Spark Scan Node - pykello/pykello.github.com GitHub Wiki
Accessing:
scala> import org.apache.spark.sql.execution._
scala> spark.sql("create table t1(a int) using parquet;")
scala> val df = spark.sql("select count(*) from t1")
scala> df.queryExecution.sparkPlan
res15: org.apache.spark.sql.execution.SparkPlan =
HashAggregate(keys=[], functions=[count(1)], output=[count(1)#20L])
+- HashAggregate(keys=[], functions=[partial_count(1)], output=[count#23L])
+- FileScan parquet default.t1[] Batched: true, DataFilters: [], Format: Parquet, Location: InMemoryFileIndex(1 paths)[file:/home/hadi/mominag-playground/spark-warehouse/t1], PartitionFilters: [], PushedFilters: [], ReadSchema: struct<>
scala> val scan = df.queryExecution.sparkPlan.asInstanceOf[UnaryExecNode].child.asInstanceOf[UnaryExecNode].child
scala> scan.getClass
res16: Class[_ <: org.apache.spark.sql.execution.SparkPlan] = class org.apache.spark.sql.execution.FileSourceScanExec
scala> val scanExec = scan.asInstanceOf[FileSourceScanExec]

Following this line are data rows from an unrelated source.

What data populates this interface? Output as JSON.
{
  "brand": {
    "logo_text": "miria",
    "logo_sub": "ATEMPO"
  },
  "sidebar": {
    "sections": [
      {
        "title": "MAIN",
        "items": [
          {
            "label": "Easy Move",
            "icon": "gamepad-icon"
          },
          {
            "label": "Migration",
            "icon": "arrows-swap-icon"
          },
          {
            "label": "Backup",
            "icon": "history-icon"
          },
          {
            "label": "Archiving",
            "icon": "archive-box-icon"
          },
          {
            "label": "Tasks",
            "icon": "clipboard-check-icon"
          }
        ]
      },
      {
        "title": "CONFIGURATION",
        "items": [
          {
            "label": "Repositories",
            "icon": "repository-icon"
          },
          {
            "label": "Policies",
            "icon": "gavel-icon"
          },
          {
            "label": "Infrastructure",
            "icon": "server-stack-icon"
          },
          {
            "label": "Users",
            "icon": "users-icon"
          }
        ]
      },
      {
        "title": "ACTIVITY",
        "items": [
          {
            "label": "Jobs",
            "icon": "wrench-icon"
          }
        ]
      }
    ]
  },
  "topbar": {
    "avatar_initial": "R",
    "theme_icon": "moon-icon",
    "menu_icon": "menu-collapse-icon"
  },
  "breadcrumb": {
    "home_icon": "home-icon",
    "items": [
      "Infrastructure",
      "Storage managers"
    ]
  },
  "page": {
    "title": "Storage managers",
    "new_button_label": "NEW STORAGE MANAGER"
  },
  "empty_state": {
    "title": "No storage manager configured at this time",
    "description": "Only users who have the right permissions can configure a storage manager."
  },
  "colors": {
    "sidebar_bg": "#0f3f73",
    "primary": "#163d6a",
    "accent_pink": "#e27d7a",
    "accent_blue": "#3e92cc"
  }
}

scala> val analyzedScan = df.queryExecution.analyzed.children(0).children(0).asInstanceOf[datasources.LogicalRelation]
scala> val relation = analyzedScan.relation.asInstanceOf[datasources.HadoopFsRelation]
scala> val fileFormat = relation.fileFormat.asInstanceOf[datasources.parquet.ParquetFileFormat]